I’ve visited Italian painter Caravaggio in lots of cities — London, Florence, Rome, Venice, Paris. Now right here he’s, returning the visits, a visitor in my hometown Bengaluru, the place Mary Magdalene in Ecstasy is on show on the National Gallery of Modern Art. Caravaggio had carried the portray with him whereas escaping to Naples after murdering a person at a tennis courtroom in Rome. This was within the seventeenth century, however the query, are you able to separate the artwork from the artist, continues to hassle us.
Caravaggio painted individuals from the streets (upsetting individuals by utilizing a prostitute as mannequin for the Virgin Mary). But he’s stated to have painted the Bengaluru work (in a way of talking) from reminiscence; the reminiscence of a love affair with a prostitute, Lena. She is imagined along with her head thrown again, hair unfastened and shoulder uncovered, fingers clasped and lips parted in ecstasy. A teardrop has begun its journey. This, in response to a resurrected Christ revealing himself. It is an image of abandonment and loss, too. Caravaggio’s lack of his love. In combining the non-public and the common, Caravaggio pointed a method for all artwork.
Everything we learn about Caravaggio, born Michelangelo Merisi, comes from police reviews and courtroom information of the numerous crimes of the artist that French author Stendhal referred to as “a wicked man”. Contemporaries writing a decade after his dying — self-serving narratives, in accordance with a latest biographer — give us some occasions. He died at 39, both murdered, or following malaria, of syphilis, or owing to steer poisoning from his paints. There are 70 or 89 or 106 work of his in existence — uncertainty hovered over his life, work and dying.
Painting the motion
Caravaggio was born in 1571, seven years after Marlowe, Shakespeare and Galileo. He was the primary trendy painter, creating the brand new world of artwork, literature, and science along with his contemporaries.
A chalk portrait of Caravaggio (circa 1621)
He was a pioneer of recent cinematography, too. Director Martin Scorsese has acknowledged his debt to the artist who selected to color a second not at the start or on the finish of an motion, however “during the action… it was like modern staging in a film. It was as if we had just come in the middle of a scene and it was all happening”, as he stated.
Caravaggio was his work.
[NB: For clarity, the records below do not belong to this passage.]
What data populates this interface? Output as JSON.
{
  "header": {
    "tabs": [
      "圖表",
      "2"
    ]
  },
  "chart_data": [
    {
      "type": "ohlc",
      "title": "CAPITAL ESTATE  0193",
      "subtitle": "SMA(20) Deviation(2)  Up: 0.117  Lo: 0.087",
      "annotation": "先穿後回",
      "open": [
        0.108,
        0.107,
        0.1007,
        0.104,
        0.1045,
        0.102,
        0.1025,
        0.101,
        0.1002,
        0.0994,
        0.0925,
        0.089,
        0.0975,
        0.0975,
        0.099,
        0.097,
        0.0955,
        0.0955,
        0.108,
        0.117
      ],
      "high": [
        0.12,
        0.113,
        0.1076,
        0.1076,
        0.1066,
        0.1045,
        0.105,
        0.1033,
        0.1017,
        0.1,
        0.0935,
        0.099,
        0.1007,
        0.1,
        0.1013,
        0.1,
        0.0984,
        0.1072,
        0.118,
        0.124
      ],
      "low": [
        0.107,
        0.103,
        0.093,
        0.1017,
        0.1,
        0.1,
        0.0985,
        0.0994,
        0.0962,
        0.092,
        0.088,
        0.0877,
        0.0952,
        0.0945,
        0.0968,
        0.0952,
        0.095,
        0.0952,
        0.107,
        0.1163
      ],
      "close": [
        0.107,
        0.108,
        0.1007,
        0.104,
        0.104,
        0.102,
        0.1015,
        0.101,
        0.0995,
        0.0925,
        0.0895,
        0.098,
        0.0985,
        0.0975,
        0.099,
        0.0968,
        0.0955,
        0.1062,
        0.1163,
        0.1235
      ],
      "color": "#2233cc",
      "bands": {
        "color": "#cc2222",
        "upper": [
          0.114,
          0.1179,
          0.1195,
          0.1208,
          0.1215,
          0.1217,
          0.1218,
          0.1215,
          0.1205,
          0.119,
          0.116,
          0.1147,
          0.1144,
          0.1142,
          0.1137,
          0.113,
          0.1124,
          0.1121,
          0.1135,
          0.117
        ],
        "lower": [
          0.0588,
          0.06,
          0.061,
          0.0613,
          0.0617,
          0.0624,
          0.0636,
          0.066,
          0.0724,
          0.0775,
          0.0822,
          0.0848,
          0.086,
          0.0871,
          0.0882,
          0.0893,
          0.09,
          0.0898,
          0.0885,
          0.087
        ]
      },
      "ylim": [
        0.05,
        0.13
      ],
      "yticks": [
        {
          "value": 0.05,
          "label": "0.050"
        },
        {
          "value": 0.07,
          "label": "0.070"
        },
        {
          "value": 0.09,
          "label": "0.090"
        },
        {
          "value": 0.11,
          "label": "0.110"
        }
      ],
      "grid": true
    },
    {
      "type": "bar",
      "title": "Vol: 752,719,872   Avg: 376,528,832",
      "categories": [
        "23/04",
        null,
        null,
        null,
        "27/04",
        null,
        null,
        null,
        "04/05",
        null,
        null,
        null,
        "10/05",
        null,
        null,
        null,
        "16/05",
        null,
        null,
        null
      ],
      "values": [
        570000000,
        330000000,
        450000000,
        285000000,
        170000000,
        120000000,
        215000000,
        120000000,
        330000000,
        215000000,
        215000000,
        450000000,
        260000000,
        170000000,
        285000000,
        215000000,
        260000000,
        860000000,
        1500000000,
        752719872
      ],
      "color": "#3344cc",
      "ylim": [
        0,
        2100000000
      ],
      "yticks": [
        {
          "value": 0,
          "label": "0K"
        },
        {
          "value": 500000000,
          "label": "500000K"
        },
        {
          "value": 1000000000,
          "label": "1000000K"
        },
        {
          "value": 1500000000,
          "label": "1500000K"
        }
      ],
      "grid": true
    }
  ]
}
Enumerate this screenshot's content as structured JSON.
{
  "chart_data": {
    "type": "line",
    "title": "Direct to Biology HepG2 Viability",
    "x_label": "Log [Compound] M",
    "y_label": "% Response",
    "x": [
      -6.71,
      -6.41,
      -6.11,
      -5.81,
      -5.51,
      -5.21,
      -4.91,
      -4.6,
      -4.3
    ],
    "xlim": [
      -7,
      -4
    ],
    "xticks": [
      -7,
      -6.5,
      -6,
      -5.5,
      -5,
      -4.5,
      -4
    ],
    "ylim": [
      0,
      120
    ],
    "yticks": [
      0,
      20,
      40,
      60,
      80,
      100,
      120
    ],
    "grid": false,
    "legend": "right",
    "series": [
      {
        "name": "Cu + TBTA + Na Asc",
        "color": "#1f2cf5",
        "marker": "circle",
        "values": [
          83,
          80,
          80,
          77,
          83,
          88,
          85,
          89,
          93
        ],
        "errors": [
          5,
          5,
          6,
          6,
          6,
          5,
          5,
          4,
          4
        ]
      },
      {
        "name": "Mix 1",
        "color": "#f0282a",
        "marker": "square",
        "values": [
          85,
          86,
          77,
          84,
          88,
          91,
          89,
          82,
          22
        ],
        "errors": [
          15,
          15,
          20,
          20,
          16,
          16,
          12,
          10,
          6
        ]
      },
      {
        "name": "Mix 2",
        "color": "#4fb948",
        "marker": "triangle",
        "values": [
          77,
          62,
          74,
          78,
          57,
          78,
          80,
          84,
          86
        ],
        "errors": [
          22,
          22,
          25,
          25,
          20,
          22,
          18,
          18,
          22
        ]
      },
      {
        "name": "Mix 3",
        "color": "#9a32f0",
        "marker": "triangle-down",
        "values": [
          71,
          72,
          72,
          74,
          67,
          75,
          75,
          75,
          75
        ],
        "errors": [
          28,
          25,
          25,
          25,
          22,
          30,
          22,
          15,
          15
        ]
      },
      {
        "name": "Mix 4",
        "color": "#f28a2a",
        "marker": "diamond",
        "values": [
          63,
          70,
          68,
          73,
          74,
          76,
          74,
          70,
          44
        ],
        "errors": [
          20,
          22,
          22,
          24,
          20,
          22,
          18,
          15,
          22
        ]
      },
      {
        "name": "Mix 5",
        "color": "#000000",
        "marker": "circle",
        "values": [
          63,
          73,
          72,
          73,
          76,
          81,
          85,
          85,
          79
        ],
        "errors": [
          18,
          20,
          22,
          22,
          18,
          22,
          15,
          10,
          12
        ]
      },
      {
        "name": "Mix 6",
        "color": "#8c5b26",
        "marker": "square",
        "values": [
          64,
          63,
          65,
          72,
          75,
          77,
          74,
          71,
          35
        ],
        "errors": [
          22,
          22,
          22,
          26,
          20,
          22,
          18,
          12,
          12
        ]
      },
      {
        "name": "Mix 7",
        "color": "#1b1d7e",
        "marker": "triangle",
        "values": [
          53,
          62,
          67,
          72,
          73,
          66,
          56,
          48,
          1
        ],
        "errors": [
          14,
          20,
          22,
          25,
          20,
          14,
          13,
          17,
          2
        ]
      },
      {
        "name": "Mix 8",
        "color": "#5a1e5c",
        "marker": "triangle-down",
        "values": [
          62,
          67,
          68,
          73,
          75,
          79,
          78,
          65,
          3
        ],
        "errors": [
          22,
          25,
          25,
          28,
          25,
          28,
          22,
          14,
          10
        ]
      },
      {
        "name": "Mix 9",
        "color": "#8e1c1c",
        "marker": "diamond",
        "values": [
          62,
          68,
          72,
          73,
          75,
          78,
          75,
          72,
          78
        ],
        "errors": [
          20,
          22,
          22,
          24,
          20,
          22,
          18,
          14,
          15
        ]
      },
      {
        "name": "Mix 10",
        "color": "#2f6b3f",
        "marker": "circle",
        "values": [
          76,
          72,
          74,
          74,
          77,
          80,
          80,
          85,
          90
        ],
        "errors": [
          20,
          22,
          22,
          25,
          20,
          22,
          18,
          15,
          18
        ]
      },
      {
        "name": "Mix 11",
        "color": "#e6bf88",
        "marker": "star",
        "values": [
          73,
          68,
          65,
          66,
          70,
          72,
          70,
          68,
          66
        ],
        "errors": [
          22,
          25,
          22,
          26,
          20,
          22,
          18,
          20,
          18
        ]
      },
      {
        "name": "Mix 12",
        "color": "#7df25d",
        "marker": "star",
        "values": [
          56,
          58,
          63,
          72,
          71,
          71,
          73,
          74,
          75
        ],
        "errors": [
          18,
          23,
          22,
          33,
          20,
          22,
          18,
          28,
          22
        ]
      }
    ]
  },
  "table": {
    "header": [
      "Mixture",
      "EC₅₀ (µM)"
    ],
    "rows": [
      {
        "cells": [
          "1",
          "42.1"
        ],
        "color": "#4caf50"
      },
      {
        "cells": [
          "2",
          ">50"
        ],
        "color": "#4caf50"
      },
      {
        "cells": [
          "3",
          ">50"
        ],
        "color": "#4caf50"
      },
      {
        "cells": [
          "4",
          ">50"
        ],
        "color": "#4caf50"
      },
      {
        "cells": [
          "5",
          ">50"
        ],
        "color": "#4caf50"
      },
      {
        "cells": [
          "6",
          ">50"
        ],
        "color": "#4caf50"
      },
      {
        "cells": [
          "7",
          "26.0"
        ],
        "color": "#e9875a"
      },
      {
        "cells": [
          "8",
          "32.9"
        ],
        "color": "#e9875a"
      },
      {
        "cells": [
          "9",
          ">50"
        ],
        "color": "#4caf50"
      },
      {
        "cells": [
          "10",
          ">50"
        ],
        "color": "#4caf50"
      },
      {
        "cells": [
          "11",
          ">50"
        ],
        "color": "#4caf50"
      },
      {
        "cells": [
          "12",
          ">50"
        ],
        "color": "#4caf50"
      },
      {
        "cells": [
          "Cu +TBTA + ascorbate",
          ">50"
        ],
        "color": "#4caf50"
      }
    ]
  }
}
I first noticed him on the National Gallery in London the place his Supper at Emmaus attracts you in, making you a participant within the tableau. Two disciples have walked into an inn with a person they befriended alongside the way in which. When the stranger blesses and breaks bread, they out of the blue realise he’s Christ. Caravaggio paints that second of recognition. The foreshortening of the outstretched arms of 1 disciple and the attitude of the opposite about to rise abruptly make it appear like a contemporary {photograph} (images wasn’t invented for an additional two centuries). There is a halo over Christ forged by the sunshine from behind the innkeeper. A basket of fruits on the sting of the desk is about to tip over. A break up second has been eternalised.
Over the years, I’ve spent hours sitting earlier than the portray. Whenever my spouse and I went to London, we joked that it was as a lot to see our son as to go to the portray. On our bucket checklist is a go to to each Caravaggio on show. It is a blessing that so many works are in church buildings, nearly free to view. Occasionally, you dropped a coin right into a slot to mild up the work as some are in darkish niches.
At Rome’s Capitoline Museum, there’s an uncommon Caravaggio — later critics referred to as it a ‘genre painting’ — The Fortune Teller, the place a younger man seems to be happy to get his palm learn by a lady. What he doesn’t discover, and we do, is the woman eradicating his ring as she does so.

Mary Magdalene in Ecstasy on the Italian Cultural Centre in New Delhi, earlier than it travelled to Bengaluru
| Photo Credit:
PTI
Perfection of life or work?
Caravaggio was distinctive. According to a biographer, he had the benefit of not having been taught, which meant he had nothing to unlearn. He had no studio within the typical sense. He didn’t draw. He by no means established a workshop with assistants who painted the boring stuff, he had no circle of pupils.
Yet he influenced each artist who adopted. And presumably each viewer, too. It is unimaginable to face outdoors his canvas and never really feel the vitality, the ability and the fervour inside. It hits you with the power of a falling constructing or a charging horse.
The Caravaggio Conundrum — how can we weigh an artist’s accomplishment in opposition to his private wickedness? — haunts us immediately as we ponder the works of Roman Polanski, Woody Allen, and a bunch of others who provoked the cancel tradition. As the poet Yeats wrote: The mind of man is compelled to decide on/ perfection of the life, or of the work…
It is a selection people must make for themselves.
The portray is on show on the National Gallery of Modern Art until July 6.
The author is a distinguished journalist and writer.